Minute Meditations

Fall or Fail?

Sunday 8th June

Image showing the beauty in the creation of God.

Mary Pickford is reported to have said, ”To fall is not to fail, unless you fail to get up again.” The wise man Solomon said this by inspiration many years before. ”For a just man falleth seven times and riseth up again.”

The people who never fall never do anything. How can you fall sitting down? A young girl practicing figure skating to compete in the Olympics was told by her teacher, ”If you don’t fall while practicing then you are not learning enough to be a true champion.” People who do things will fall but if they are true champions then they will get up again, for to fall is not to fail, unless you fail to get up again.

David told us that ”the LORD upholdeth all that fall, and raiseth up all those that be bowed down.’

What a great comfort it is to know that the Lord will help when we fall, but how can He help those who won’t try?

Can we imagine a little baby wanting to learn to walk saying, ”I’m not going to walk until I can do it without falling down.” That little child would never walk. We learn by doing, by trying and falling and trying again. Nothing worthwhile was ever done without falling over and over again. Thomas Edison is reported to have told a discouraged employee who had complained that ten thousand experiments had failed, that it was not failure at all because they now knew ten thousand ways that didn’t work and so they were that much closer to the one that would.

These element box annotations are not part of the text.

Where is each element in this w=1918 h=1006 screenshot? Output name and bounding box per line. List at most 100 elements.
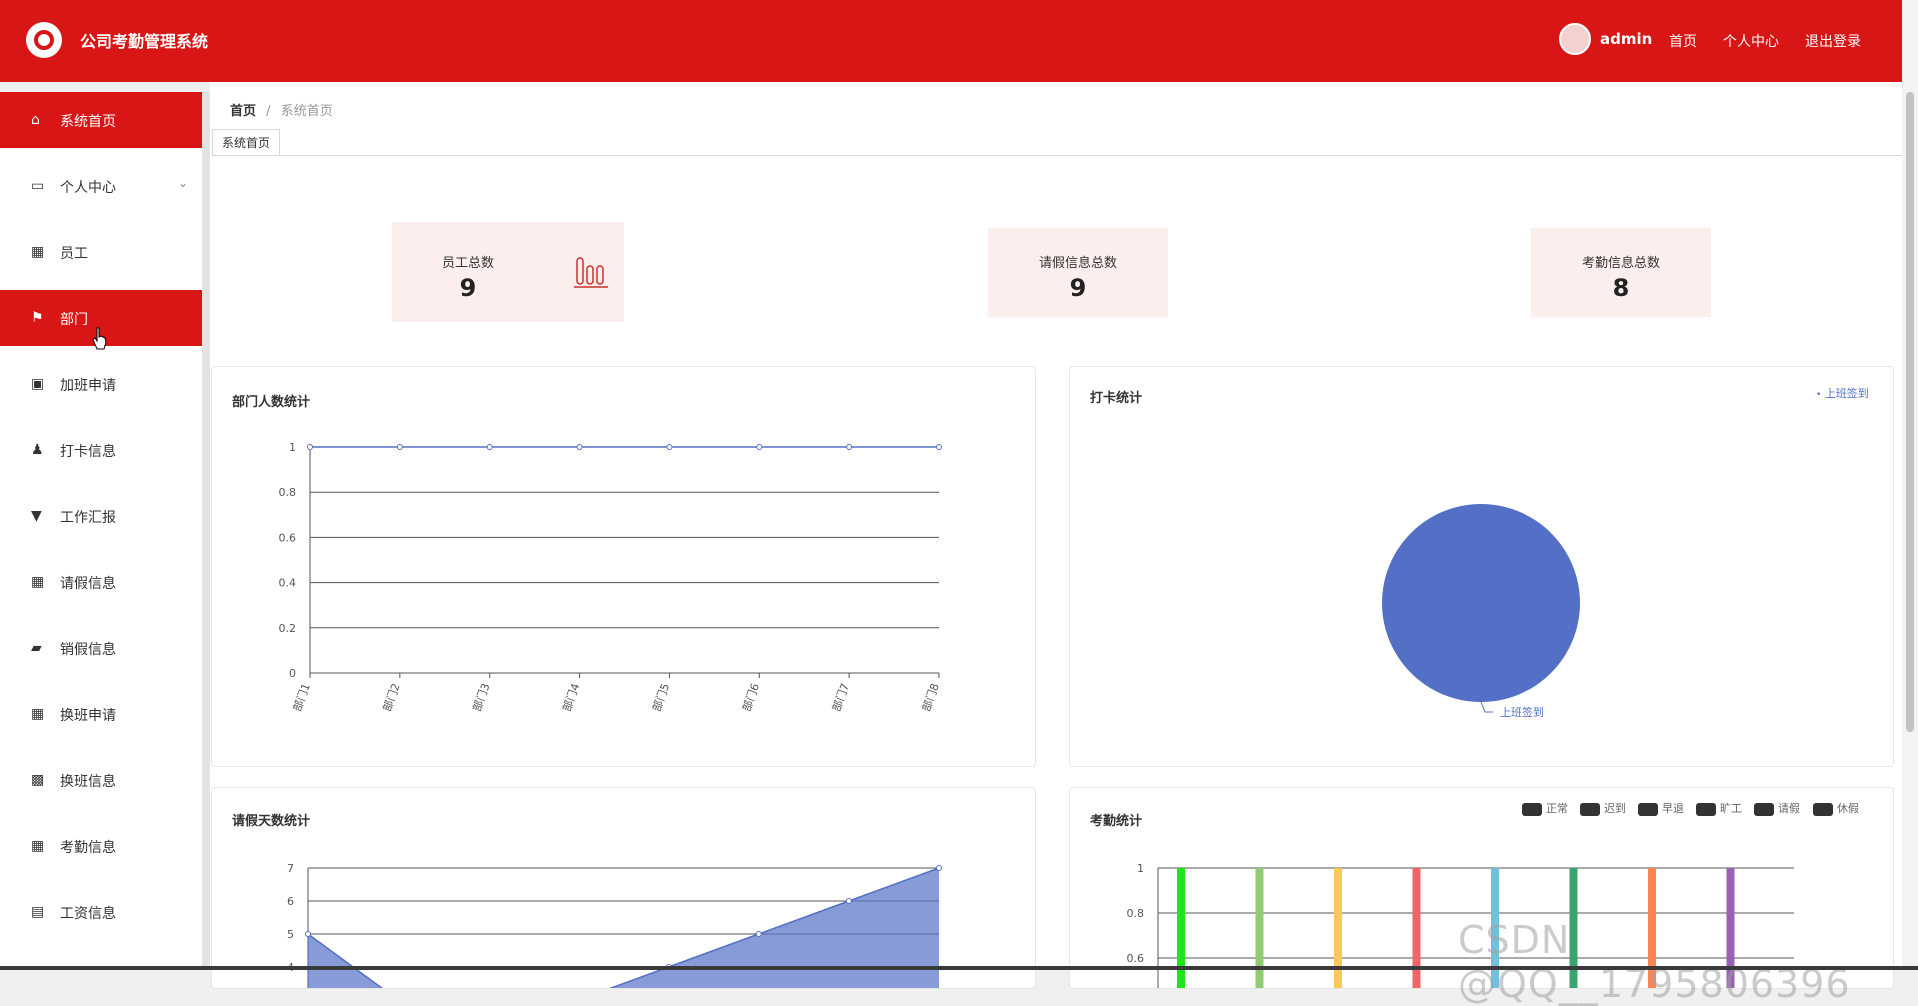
y-tick-label: 6 [287, 895, 294, 908]
punch-pie-chart: 上班签到 [1382, 504, 1580, 719]
sidebar-item-label: 加班申请 [60, 378, 116, 394]
sidebar-item-label: 打卡信息 [60, 444, 116, 460]
sidebar-item-label: 个人中心 [60, 180, 116, 196]
data-point[interactable] [486, 444, 493, 450]
sidebar-item-label: 换班信息 [60, 774, 116, 790]
sidebar-item-label: 换班申请 [60, 708, 116, 724]
sidebar-item-report[interactable]: ▼ 工作汇报 [0, 488, 210, 544]
y-tick-label: 0.4 [279, 577, 297, 590]
x-tick-label: 部门3 [469, 681, 492, 713]
flag-icon: ⚑ [31, 310, 44, 326]
y-tick-label: 0.8 [279, 486, 297, 499]
sidebar-item-punch[interactable]: ♟ 打卡信息 [0, 422, 210, 478]
sidebar-item-shift-apply[interactable]: ▦ 换班申请 [0, 686, 210, 742]
grid-icon: ▦ [31, 244, 45, 260]
breadcrumb: 首页 / 系统首页 [230, 100, 333, 119]
sidebar-item-salary[interactable]: ▤ 工资信息 [0, 884, 210, 940]
brush-icon: ▼ [31, 508, 42, 524]
app-logo [26, 22, 62, 58]
sidebar-item-label: 考勤信息 [60, 840, 116, 856]
logout-link[interactable]: 退出登录 [1805, 31, 1861, 51]
bar[interactable] [1177, 868, 1185, 988]
breadcrumb-home[interactable]: 首页 [230, 104, 256, 119]
y-tick-label: 0.6 [279, 531, 297, 544]
data-point[interactable] [666, 444, 673, 450]
x-tick-label: 部门4 [559, 681, 582, 713]
stat-title: 请假信息总数 [1038, 256, 1117, 271]
stat-card-attendance: 考勤信息总数 8 [1531, 228, 1711, 317]
briefcase-icon: ▰ [31, 640, 42, 656]
stat-title: 员工总数 [441, 256, 494, 271]
sidebar-scrollbar[interactable] [202, 92, 210, 970]
stat-card-leave: 请假信息总数 9 [988, 228, 1168, 317]
stat-value: 9 [1069, 274, 1087, 302]
pie-label-line [1480, 701, 1493, 713]
panel-dept-count: 部门人数统计 0 0.2 0.4 0.6 0.8 1 部门1 部门2 部门3 部门4 部门5 部门6 部… [211, 366, 1036, 767]
data-point[interactable] [846, 444, 853, 450]
breadcrumb-separator: / [266, 104, 271, 119]
y-tick-label: 1 [1137, 862, 1144, 875]
bar-chart-icon [574, 257, 608, 288]
nav-profile-link[interactable]: 个人中心 [1723, 31, 1779, 51]
y-tick-label: 1 [289, 441, 296, 454]
mouse-cursor-icon [92, 327, 107, 350]
data-point[interactable] [756, 444, 763, 450]
breadcrumb-current: 系统首页 [280, 104, 333, 119]
tab-home[interactable]: 系统首页 [212, 129, 280, 156]
x-tick-label: 部门8 [919, 681, 942, 713]
stat-title: 考勤信息总数 [1581, 256, 1660, 271]
sidebar-item-label: 员工 [60, 246, 88, 262]
data-point[interactable] [936, 865, 942, 871]
data-point[interactable] [307, 444, 313, 450]
stat-card-employees: 员工总数 9 [392, 222, 624, 322]
sidebar-item-label: 销假信息 [60, 642, 116, 658]
x-tick-label: 部门6 [739, 681, 762, 713]
sidebar-item-employee[interactable]: ▦ 员工 [0, 224, 210, 280]
data-point[interactable] [576, 444, 583, 450]
leave-area-chart: 4567 [287, 862, 942, 988]
bar[interactable] [1255, 868, 1264, 988]
tab-divider [212, 155, 1902, 156]
sidebar-item-overtime[interactable]: ▣ 加班申请 [0, 356, 210, 412]
sidebar-item-leave[interactable]: ▦ 请假信息 [0, 554, 210, 610]
sidebar-item-shift-info[interactable]: ▩ 换班信息 [0, 752, 210, 808]
home-icon: ⌂ [31, 112, 40, 128]
panel-leave-days: 请假天数统计 4567 [211, 787, 1036, 989]
clipboard-icon: ▣ [31, 376, 45, 392]
y-tick-label: 0.8 [1127, 907, 1145, 920]
avatar[interactable] [1559, 23, 1591, 55]
grid-icon: ▦ [31, 574, 45, 590]
grid9-icon: ▩ [31, 772, 45, 788]
sidebar-item-label: 部门 [60, 312, 88, 328]
sidebar-item-profile[interactable]: ▭ 个人中心 ⌄ [0, 158, 210, 214]
list-icon: ▤ [31, 904, 45, 920]
grid-icon: ▦ [31, 838, 45, 854]
data-point[interactable] [305, 931, 311, 937]
bar[interactable] [1334, 868, 1342, 988]
x-tick-label: 部门2 [380, 681, 403, 713]
sidebar: ⌂ 系统首页 ▭ 个人中心 ⌄ ▦ 员工 ⚑ 部门 ▣ 加班申请 ♟ 打卡信息 … [0, 92, 210, 970]
page-scrollbar-thumb[interactable] [1906, 92, 1914, 732]
data-point[interactable] [936, 444, 942, 450]
sidebar-item-label: 请假信息 [60, 576, 116, 592]
sidebar-item-cancel-leave[interactable]: ▰ 销假信息 [0, 620, 210, 676]
pie-slice[interactable] [1382, 504, 1580, 702]
data-point[interactable] [845, 898, 852, 904]
bar[interactable] [1412, 868, 1421, 988]
panel-punch: 打卡统计 • 上班签到 上班签到 [1069, 366, 1894, 767]
nav-home-link[interactable]: 首页 [1669, 31, 1697, 51]
sidebar-item-home[interactable]: ⌂ 系统首页 [0, 92, 210, 148]
data-point[interactable] [396, 444, 403, 450]
y-tick-label: 0 [289, 667, 296, 680]
top-header: 公司考勤管理系统 admin 首页 个人中心 退出登录 [0, 0, 1918, 82]
x-tick-label: 部门7 [829, 681, 852, 713]
user-name[interactable]: admin [1600, 30, 1652, 48]
sidebar-item-attendance[interactable]: ▦ 考勤信息 [0, 818, 210, 874]
x-tick-label: 部门5 [649, 681, 672, 713]
card-icon: ▭ [31, 178, 45, 194]
sidebar-item-label: 工作汇报 [60, 510, 116, 526]
data-point[interactable] [755, 931, 762, 937]
app-title: 公司考勤管理系统 [80, 32, 209, 51]
watermark: CSDN @QQ__1795806396 [1458, 918, 1851, 1006]
area-fill [308, 868, 939, 988]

Babe Ruth is remembered as the ”king of swat” because he hit so many home runs but he struck out more times than any other player in his day. When Carl Yastrezemski was honored for having collected his 3,000th hit, he recalled that he had been up to bat over 10,000 times. That meant, he said, ”I’ve been unsuccessful over seven thousand times.”

An average major leaguer hitting 250 gets three hits for every twelve times at bat. He will probably make a salary of somewhere between $100,000 to $200,000. The superstar who bats 333 gets four hits for every twelve times at bat. He makes over one million dollars a year. Yet he only gets one more hit every three games. That may not be much more but he makes ten times more. He probably gets more hits because he swings more often.

Going back to Solomon’s description of a just man, he falls seven times and gets up seven times. The failure falls seven times and gets up only six times. Do we qualify as just persons or failures? Do we keep trying even after we have fallen? Do we put our trust in God and realize that He will always help us up if we will just try again?

Again it is Solomon who tells us how we can be of help and encouragement to one another. He says that ”two are better than one; because they have a good reward for their labour, for if they fall, the one will lift up his fellow: but woe to him that is alone when he falleth; for he hath not another to help him up.”

Are we conscious of the needs of others and always willing to help them get up again when they fall? Our father-in-law is now 101 years old and he falls frequently. He cannot get up without help once he is down. Are we conscious of the needs of others and anxious to stoop down to help lift up our fallen brethren and sisters?

If the ”Lord upholdeth all that fall, and raiseth up all those that be bowed down,” how conscious we should be of one another and ready to extend our hand to lift up those who are down.

The lesson we need to remember is that we all fall but only failures stay down. Keep on swinging, keep on trying, keep looking to help others when they fall and ”humble yourselves in the sight of the Lord, and he shall lift you up.”